C4 Carbon Fixation - The Evolution and Advantages of The C4 Pathway

The Evolution and Advantages of The C4 Pathway

Further information: Evolutionary history of plants#Evolution of photosynthetic pathways

C4 plants have a competitive advantage over plants possessing the more common C3 carbon fixation pathway under conditions of drought, high temperatures, and nitrogen or CO2 limitation. When grown in the same environment, at 30°C, C3 grasses lose approximately 833 molecules of water per CO2 molecule that is fixed, whereas C4 grasses lose only 277 water molecules per CO2 molecule fixed. This increased water use efficiency of C4 grasses means that soil moisture is conserved, allowing them to grow for longer in arid environments.

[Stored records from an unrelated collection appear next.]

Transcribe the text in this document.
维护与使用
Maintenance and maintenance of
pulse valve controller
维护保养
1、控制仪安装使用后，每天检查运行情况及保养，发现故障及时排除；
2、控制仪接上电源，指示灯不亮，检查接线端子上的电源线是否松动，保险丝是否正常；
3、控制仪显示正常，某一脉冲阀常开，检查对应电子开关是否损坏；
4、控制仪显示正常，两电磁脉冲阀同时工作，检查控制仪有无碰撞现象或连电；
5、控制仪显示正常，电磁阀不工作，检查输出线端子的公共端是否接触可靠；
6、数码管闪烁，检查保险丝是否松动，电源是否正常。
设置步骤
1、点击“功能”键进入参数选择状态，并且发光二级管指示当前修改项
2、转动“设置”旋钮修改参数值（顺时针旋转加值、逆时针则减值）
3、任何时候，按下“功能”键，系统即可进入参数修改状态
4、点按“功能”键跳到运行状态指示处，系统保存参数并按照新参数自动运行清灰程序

C4 carbon fixation has evolved on up to 40 independent occasions in different families of plants, making it a prime example of convergent evolution. C4 plants arose around 25 to 32 million years ago during the Oligocene (precisely when is difficult to determine) and did not become ecologically significant until around 6 to 7 million years ago, in the Miocene Period. C4 metabolism originated when grasses migrated from the shady forest undercanopy to more open environments, where the high sunlight gave it an advantage over the C3 pathway. Drought was not necessary for its innovation; rather, the increased resistance to water stress was a by-product of the pathway and allowed C4 plants to more readily colonise arid environments.

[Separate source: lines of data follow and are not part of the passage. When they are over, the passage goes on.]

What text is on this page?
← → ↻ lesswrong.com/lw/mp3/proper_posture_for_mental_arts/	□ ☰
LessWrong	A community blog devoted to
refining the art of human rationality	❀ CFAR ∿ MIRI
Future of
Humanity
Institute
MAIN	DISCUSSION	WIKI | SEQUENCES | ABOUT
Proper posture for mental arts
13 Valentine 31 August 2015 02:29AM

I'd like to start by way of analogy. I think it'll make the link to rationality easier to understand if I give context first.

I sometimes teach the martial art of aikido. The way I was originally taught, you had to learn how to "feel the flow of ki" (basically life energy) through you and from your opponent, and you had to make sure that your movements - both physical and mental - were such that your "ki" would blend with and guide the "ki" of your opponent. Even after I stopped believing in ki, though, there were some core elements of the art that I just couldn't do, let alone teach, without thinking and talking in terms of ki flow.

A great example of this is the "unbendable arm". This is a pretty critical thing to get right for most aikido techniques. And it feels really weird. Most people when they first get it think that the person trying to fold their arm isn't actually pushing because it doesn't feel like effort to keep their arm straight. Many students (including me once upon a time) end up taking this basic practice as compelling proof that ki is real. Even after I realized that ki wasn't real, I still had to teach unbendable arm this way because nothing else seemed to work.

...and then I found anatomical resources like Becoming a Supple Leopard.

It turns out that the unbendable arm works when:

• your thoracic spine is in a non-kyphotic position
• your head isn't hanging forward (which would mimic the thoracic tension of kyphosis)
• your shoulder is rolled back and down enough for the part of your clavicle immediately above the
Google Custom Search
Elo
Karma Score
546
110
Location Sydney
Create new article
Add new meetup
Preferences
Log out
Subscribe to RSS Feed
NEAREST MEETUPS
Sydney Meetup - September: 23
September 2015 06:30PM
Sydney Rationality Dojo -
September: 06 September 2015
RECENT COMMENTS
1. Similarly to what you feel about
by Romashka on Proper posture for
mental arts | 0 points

Today, C4 plants represent about 5% of Earth's plant biomass and 3% of its known plant species. Despite this scarcity, they account for about 30% of terrestrial carbon fixation. Increasing the proportion of C4 plants on earth could assist biosequestration of CO2 and represent an important climate change avoidance strategy. Present-day C4 plants are concentrated in the tropics and subtropics (below latitudes of 45°) where the high air temperature contributes to higher possible levels of oxygenase activity by RuBisCO, which increases rates of photorespiration in C3 plants.